Il giornalismo fatto in pezzi Stampa E-mail

Massimo Fini

Il giornalismo fatto in pezzi

Marsilio Editori, pagg.828, € 28,00

 

fini giornalismo  Massimo Fini – "un anarcoide, un russo mezzo pazzo", come lo definì Giorgio Bocca – ripercorre in questo recente saggio trent'anni di storia non solo italiana (dagli anni Settanta al Duemila e oltre), raccogliendo la propria attività di cronista, di inviato e di inchiestista.

  Nella sezione intitolata "Visti da vicino", si trovano i ritratti di Gianni Agnelli, Angelo Rizzoli, Aldo Moro, Giulio Andreotti, Giangiacomo Feltrinelli, don Giussani, Curzio Malaparte e altri.

  Ad Andreotti l'Autore riconosce il "capolavoro politico di tenere ben fermi i tradizionali legami con gli Stati Uniti e nello stesso tempo di avere rapporti di buon vicinato con il mondo arabo-musulmano, operazione allora molto più difficile di quanto non lo sarebbe oggi perché, in presenza dell'Urss, l'alleanza con gli americani era obbligata. E di questa eredità godiamo tutti ancora oggi".

  La parte dedicata agli Esteri ripropone le corrispondenze dall'Unione Sovietica, New York, Israele, Egitto, Iran, Sudafrica, Giappone.

  "Mentre l'Iraq – scriveva Fini nel marzo 1989 – è uscito dalla guerra con 16 miliardi di dollari di debiti, l'esposizione dell'Iran nei confronti dell'estero è quasi nulla. Ciò è stato reso possibile dall'enorme spirito di sacrificio di questa gente, dalla quasi masochistica capacità degli iraniani di soffrire, di stringere la cinghia. Con tutto ciò l'Iran non è alla fame. Per le strade di Teheran si vedono meno mendicanti che a Milano o a New York". Il regime degli ayatollah, aggiungeva l'Autore, "poggia le sue solide basi sull'autentico sentimento religioso del Paese e sul fanatismo o l'abnegazione di molti seguaci".

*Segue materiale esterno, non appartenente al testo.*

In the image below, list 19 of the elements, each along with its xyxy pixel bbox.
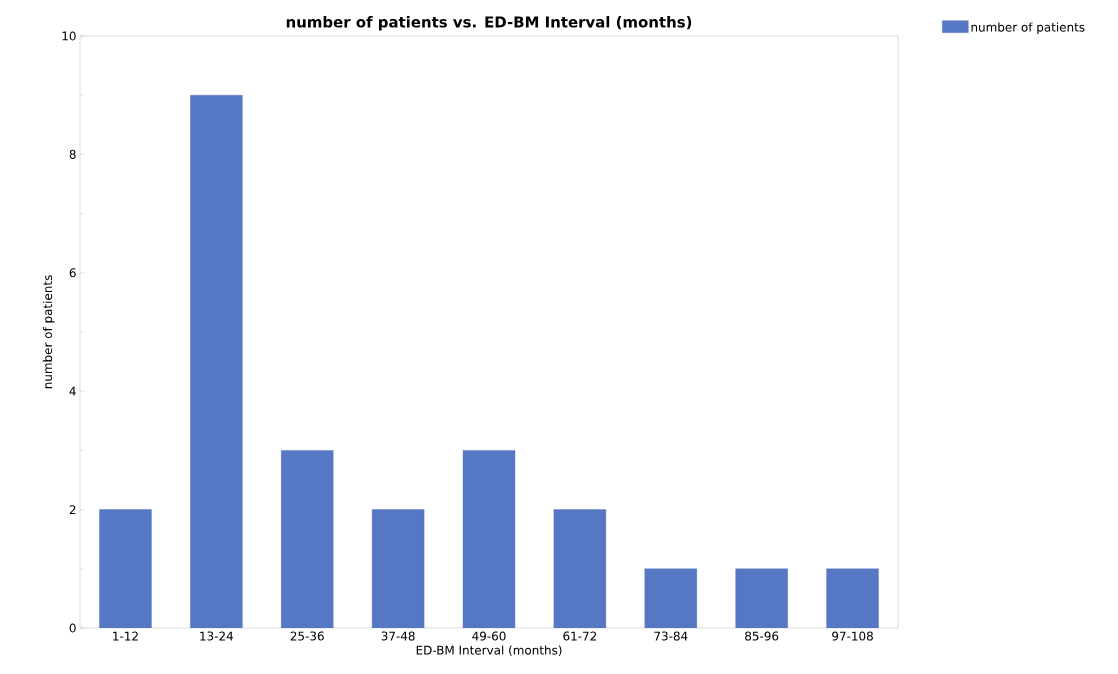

  Nella lunghissima intervista ad Angelo Rizzoli, si parla anche di Licio Gelli, "un uomo furbissimo, abile, con una grande, indubbia, capacità di influenzare le persone. E non antipatico". Secondo Rizzoli, "Gelli era un uomo simpatico. Aveva un tratto cordiale, affabile, una certa bonomia, era rassicurante. Con l'aria d'essere sempre disponibile a raccogliere qualunque tipo di richiesta e, secondo me, con una forte sproporzione fra quello che prometteva e quello che manteneva: cioè prometteva molto e manteneva molto meno. Anche se poi certi contatti a livello internazionale li aveva davvero, col presidente degli Stati Uniti e con molti capi di Stato in Sud America".

  Le ultime pagine del volume sono dedicate a Pier Paolo Pasolini, un uomo diverso dalla "quasi totalità degli intervistati": "Con lui l'intervista diventava un colloquio. Chiacchierammo per un paio d'ore. Si era creato un certo feeling e mi invitò a pranzo". "Per almeno due anni – ricordava Fini nel dicembre 1974 – ho avuto una certa frequentazione con Pasolini interrotta solo dalla sua morte".